Classic Car Investor Rues Absence of a Professionally Drafted Contract

28/03/2018


The trouble with oral agreements is that, in the absence of a professionally drafted contract, it can be nigh on impossible to ascertain whether a genuine meeting of minds has been achieved. In one case on point, a wealthy businessman and a classic car dealer fundamentally disagreed as to the nature of their commercial relationship.

The businessman, who had recently sold his business, was looking for a good return on his capital. During a long and amiable meeting, he alleged that the dealer had told him that classic cars were better than banks and that he could double his money. He spent almost £40 million on classic vehicles over a period of less than four years.
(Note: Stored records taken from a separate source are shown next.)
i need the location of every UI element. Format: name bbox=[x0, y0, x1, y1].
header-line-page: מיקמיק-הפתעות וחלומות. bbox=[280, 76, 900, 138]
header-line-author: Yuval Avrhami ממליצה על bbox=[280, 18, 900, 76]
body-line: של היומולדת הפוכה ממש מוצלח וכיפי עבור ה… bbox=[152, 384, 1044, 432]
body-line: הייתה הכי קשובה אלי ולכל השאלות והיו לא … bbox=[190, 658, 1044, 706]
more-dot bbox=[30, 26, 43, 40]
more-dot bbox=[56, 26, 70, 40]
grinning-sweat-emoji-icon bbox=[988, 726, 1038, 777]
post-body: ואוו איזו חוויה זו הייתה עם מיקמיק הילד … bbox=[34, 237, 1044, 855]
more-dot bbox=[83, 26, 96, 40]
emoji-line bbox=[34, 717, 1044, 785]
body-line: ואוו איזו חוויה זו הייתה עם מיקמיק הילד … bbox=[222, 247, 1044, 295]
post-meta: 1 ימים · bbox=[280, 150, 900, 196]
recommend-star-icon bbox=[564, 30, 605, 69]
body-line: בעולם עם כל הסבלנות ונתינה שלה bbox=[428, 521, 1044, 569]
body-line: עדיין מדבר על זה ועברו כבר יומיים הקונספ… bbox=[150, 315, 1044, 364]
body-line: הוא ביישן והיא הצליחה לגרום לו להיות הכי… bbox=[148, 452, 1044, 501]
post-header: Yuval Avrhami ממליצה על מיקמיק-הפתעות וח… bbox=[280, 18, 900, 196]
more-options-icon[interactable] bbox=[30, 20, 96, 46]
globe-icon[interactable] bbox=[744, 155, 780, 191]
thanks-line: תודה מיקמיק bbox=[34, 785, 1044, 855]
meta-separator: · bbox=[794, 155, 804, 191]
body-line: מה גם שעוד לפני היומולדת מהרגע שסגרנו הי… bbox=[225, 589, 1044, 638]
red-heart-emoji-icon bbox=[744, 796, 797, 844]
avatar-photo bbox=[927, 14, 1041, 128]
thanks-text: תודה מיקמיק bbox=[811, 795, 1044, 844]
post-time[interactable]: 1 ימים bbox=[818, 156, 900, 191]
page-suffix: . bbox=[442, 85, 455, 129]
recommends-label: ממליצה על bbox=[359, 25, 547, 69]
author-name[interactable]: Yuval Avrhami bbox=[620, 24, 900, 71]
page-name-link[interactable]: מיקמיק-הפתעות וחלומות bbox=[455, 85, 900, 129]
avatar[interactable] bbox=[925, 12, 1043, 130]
However, after their relationship unravelled, the businessman sued the dealer’s company for about £9 million, alleging, amongst other things, fraudulent misrepresentation.

The businessman claimed that the deal struck at the meeting was a straightforward agency agreement, whereby the dealer had agreed to purchase cars on his behalf before selling them on, in return for a 10 per cent commission on profits. The dealer, however, gave a very different account of what was said at the meeting. He argued that the businessman had misunderstood the nature of the agreement and that his claim was misconceived.
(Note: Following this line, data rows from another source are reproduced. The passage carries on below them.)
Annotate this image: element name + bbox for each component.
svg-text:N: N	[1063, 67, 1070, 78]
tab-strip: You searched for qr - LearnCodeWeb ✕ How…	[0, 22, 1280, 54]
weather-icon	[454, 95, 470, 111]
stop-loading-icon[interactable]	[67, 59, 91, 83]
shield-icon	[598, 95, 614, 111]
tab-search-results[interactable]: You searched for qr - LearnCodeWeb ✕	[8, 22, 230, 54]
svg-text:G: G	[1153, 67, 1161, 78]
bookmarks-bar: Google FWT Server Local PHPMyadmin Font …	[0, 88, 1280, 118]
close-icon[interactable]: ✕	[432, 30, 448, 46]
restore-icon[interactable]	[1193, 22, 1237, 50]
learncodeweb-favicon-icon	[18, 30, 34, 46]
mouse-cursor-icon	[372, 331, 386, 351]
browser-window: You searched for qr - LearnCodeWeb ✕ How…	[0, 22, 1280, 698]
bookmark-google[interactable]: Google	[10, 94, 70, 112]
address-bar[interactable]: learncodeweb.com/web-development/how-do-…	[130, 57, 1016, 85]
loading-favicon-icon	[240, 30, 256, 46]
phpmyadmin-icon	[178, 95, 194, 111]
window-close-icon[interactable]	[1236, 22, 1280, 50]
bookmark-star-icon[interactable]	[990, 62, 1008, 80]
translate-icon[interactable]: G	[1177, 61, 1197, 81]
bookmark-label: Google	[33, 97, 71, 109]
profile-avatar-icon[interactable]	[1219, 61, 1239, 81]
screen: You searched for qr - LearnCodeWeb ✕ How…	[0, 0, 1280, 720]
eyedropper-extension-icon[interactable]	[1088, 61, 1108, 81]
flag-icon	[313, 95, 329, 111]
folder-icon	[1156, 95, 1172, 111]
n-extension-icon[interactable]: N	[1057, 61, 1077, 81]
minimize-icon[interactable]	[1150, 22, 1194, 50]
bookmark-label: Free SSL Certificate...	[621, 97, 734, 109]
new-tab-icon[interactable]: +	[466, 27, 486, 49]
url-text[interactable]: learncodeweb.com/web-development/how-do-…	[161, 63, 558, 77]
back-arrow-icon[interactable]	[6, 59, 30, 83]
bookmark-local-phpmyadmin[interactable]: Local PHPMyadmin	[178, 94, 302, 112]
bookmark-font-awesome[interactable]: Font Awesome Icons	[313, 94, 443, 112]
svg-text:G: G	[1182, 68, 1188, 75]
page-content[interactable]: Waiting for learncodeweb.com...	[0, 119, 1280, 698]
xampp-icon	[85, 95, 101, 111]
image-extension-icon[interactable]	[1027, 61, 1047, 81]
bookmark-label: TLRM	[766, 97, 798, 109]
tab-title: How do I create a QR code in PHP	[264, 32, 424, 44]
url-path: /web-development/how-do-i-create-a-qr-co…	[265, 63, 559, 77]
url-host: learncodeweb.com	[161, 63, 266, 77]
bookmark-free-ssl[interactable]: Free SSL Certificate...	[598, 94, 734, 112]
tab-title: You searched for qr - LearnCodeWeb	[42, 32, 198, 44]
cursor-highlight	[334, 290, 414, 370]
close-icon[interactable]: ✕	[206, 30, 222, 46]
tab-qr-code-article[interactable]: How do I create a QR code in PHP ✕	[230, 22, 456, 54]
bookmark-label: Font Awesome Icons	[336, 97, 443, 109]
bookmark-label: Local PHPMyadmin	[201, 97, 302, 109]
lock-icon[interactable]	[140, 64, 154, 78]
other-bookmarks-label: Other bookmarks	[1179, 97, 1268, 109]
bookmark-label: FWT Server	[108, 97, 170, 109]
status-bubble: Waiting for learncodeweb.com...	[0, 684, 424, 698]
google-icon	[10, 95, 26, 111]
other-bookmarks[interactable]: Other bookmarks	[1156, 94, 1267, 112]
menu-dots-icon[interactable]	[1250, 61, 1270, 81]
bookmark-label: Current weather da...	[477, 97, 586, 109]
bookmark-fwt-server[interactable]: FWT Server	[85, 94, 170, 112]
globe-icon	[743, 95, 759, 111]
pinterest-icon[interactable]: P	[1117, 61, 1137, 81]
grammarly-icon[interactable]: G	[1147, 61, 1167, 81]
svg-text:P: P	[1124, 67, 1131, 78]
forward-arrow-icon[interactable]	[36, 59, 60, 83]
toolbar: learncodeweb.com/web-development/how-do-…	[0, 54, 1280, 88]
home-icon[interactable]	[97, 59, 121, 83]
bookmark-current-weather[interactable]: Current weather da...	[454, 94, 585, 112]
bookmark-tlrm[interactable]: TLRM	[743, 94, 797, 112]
The dealer denied that it had been agreed that he would act as the businessman’s agent and argued that he had throughout the relationship been legitimately working on his own account. It was, he claimed, a simple profit-sharing arrangement, whereby vehicles would be sold and repurchased between the businessman and the company without any third party involvement.

The facts of the case emerged as the company applied to the High Court to strike out the businessman’s claim. However, in rejecting the application and opening the way for a full trial of the action, the Court found that the businessman had established at least a realistic prospect that his claim against the company would prevail. Emails and other communications passing between him and the dealer were consistent with an agency agreement. The Court also granted leave for the businessman’s lawyers to cross-examine the dealer in connection with the fraudulent misrepresentation allegations.